Un autre facteur d’insécurité est la menace du contrôle de police pour ces travailleurs très visibles dans l’espace public et dont une grande partie est sans-papiers ou travaille illégalement. Ces derniers, bien souvent, non seulement ne bénéficient pas de la « garantie employeur » servant à justifier l’autorisation dérogatoire pour motif de travail, mais qui plus est, sont la cible privilégiée des opérations d’arrestations de travailleurs immigrés pour être ensuite envoyés en Centres de rétention administratifs[3].
Arrêt de travail, rémunérations en baisse : quelles protections ?
Même s’ils sont beaucoup à continuer les livraisons, de nombreux livreurs ont été forcés de cesser leur activité, par peur d’être contaminés ou de participer, voire d’accélérer la propagation du virus. Le problème est toujours le même : lorsqu’on est un faux indépendant au régime de micro-entrepreneur, qu’on est donc son « propre patron » et qu’on est payé à la tâche, comment vivre le non-travail ?
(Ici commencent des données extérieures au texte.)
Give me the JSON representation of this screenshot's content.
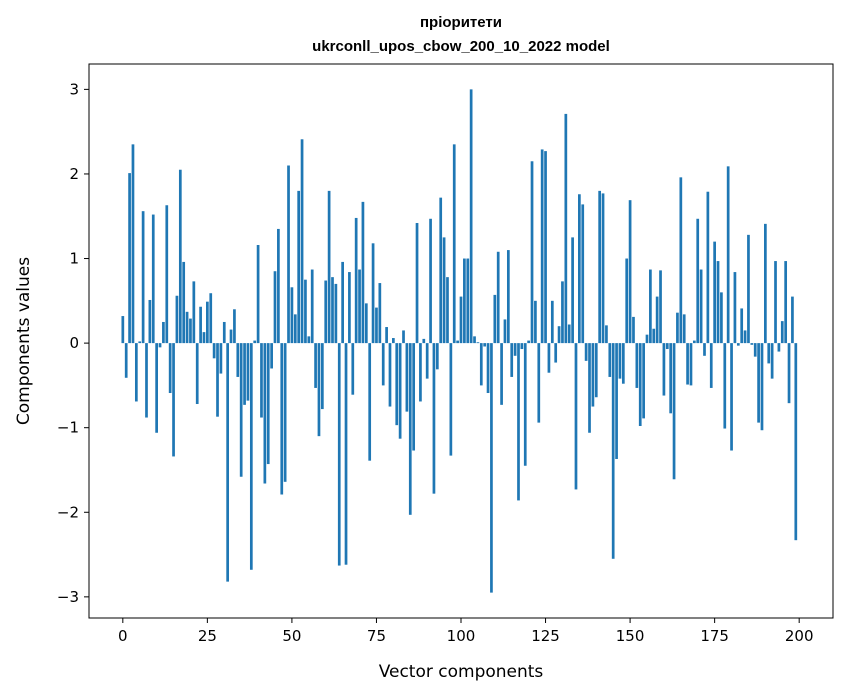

Les livreurs ne bénéficient pas du chômage, qu’il soit partiel ou non, et n’ont ni droit de retrait leur assurant une rémunération (ils sont « libres » de ne pas se connecter, quelle qu’en soit la raison), ni protection sociale ou congés maladie pris en charge par leur employeur. La plupart des plateformes, comme Uber Eats, ont mis en place une aide financière pour les livreurs malades atteints du Covid-19. Pourtant, ce que les plateformes n’ont pas publicisé c’est qu’il faut en réalité avoir gagné 130€/semaine pendant un mois pour pouvoir y prétendre, selon Jérôme Pimot, co-fondateur du CLAP. Cela permet d’indemniser seulement les livreurs réguliers dits « actifs » : « ce fond a été mis en place pour soutenir les livreurs qui roulent régulièrement pour nous », a communiqué Deliveroo à une livreuse malade (Reporterre, 2020).
Et qu’en est-il pour les autres, ceux dont il faut prévenir la maladie ? Inscrits à l’URSSAF, ils entrent dans le dispositif mis en place par le gouvernement pour les indépendants : un montant compensant la perte de chiffre d’affaires d’un maximum de 1500 €, pour ceux dont le chiffre d’affaires entre mars 2019 et mars 2020 aurait diminué de 70 %, à condition de ne pas avoir de contrat de travail à temps plein à côté.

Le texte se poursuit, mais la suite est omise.